Выпускают из клетки, из тюрьмы.
Если бы даже уехало только сто семей, если бы их, этих отпущенников,
набралось всего полтора десятка, ситуация не перестала бы выглядеть
невероятной и чудесной, и такой она останется навсегда для поколения людей,
выросших в убеждении, что покинуть Советский Союз невозможно, как невозможно
забросить камень так высоко, чтоб он не упал обратно. Это поколение,
искалеченное страхом, ни в чем не продемонстрировало так свою увечность, как
в своем понимании патриотизма. Ведь ему и в голову не приходило, что любовь
к родине ничего не стоит, если известно, что родину нельзя покинуть. Оно не
могло усвоить ту очевидную для нормального человека мысль, что условием
любви может быть только свободный выбор возлюбленной и что принудительность
патриотизма умерщвляет самую идею привязанности к отечеству. Вы можете
сколько угодно сидеть дома, не чувствуя надобности выйти на улицу, но как
только до вашего сознания доходит, что дверь заперта и у вас нет ключа,
родной дом превращается для вас в тюрьму.
Поколение, к которому я принадлежу, знало и, можно сказать, всосало с
молоком матери, что говорить на эти темы не полагается. Самая мысль об
отъезде была преступлением; высказанная вслух, она гарантировала лагерный
срок, ибо ставила под сомнение коронный тезис о том, что мы живем в самом
лучшем в мире государстве, где наконец достигнуто все, о чем мечтали спокон
веков лучшие умы.
Тут, как всегда, действовал закон двухэтажности, закон афишируемого и
подразумеваемого, и радость по поводу воплотившихся грез весомо
обеспечивалась безмолвным, но внятным предупреждением: а кто не радуется --
пожалеет. Так вечно неунывающий массовик-затейник, называемый пропагандой,
не давал скучать народу -- хлопал в два прихлопа, и топал в два притопа, и
призывал становиться в круг; а в дверях маячили "розовые лица, револьвер
желт". И вдруг как бы сама собой дверь, неизвестно почему, приоткрылась.
Но ведь это были люди, которые выросли в тюрьме. Здесь они учились
говорить, на этом каменном полу ползали несмышленышами. Я знал человека,
сидевшего много лет. Он со страхом думал о приближающемся конце срока.
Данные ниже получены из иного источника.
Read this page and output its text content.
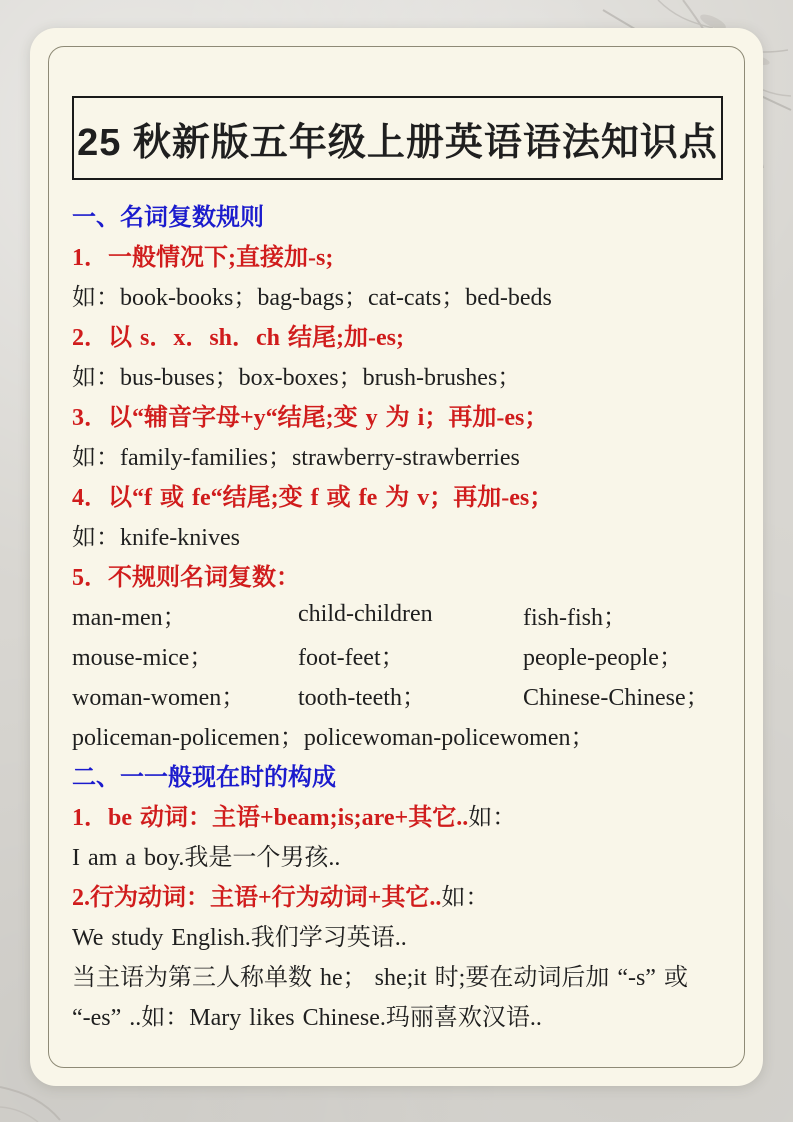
25 秋新版五年级上册英语语法知识点
一、名词复数规则
1．一般情况下;直接加-s;
如：book-books；bag-bags；cat-cats；bed-beds
2．以 s．x．sh．ch 结尾;加-es;
如：bus-buses；box-boxes；brush-brushes；
3．以“辅音字母+y“结尾;变 y 为 i；再加-es；
如：family-families；strawberry-strawberries
4．以“f 或 fe“结尾;变 f 或 fe 为 v；再加-es；
如：knife-knives
5．不规则名词复数：
man-men；	child-children	fish-fish；
mouse-mice；	foot-feet；	people-people；
woman-women；	tooth-teeth；	Chinese-Chinese；
policeman-policemen；policewoman-policewomen；
二、一一般现在时的构成
1．be 动词：主语+beam;is;are+其它.. 如：
I am a boy.我是一个男孩..
2.行为动词：主语+行为动词+其它.. 如：
We study English.我们学习英语..
当主语为第三人称单数 he； she;it 时;要在动词后加 “-s” 或
“-es” ..如：Mary likes Chinese.玛丽喜欢汉语..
В
лагере, что бы ни произошло, он по крайней мере знал, что ему обеспечена
пайка в четыреста граммов и место на нарах. В лагере прошло полжизни, здесь
были его друзья, прошлое, здесь все его знали и он знал всех. Лагерь был его
отечеством. И он спрашивал себя, что он станет делать на воле. Кому он там
нужен? Я хорошо понимал его. Я знал многих таких, как он. В конце концов я и
сам когда-то вышел за ворота, испытывая противоречивые чувства: радость и
растерянность. Растерянность была сильнее радости.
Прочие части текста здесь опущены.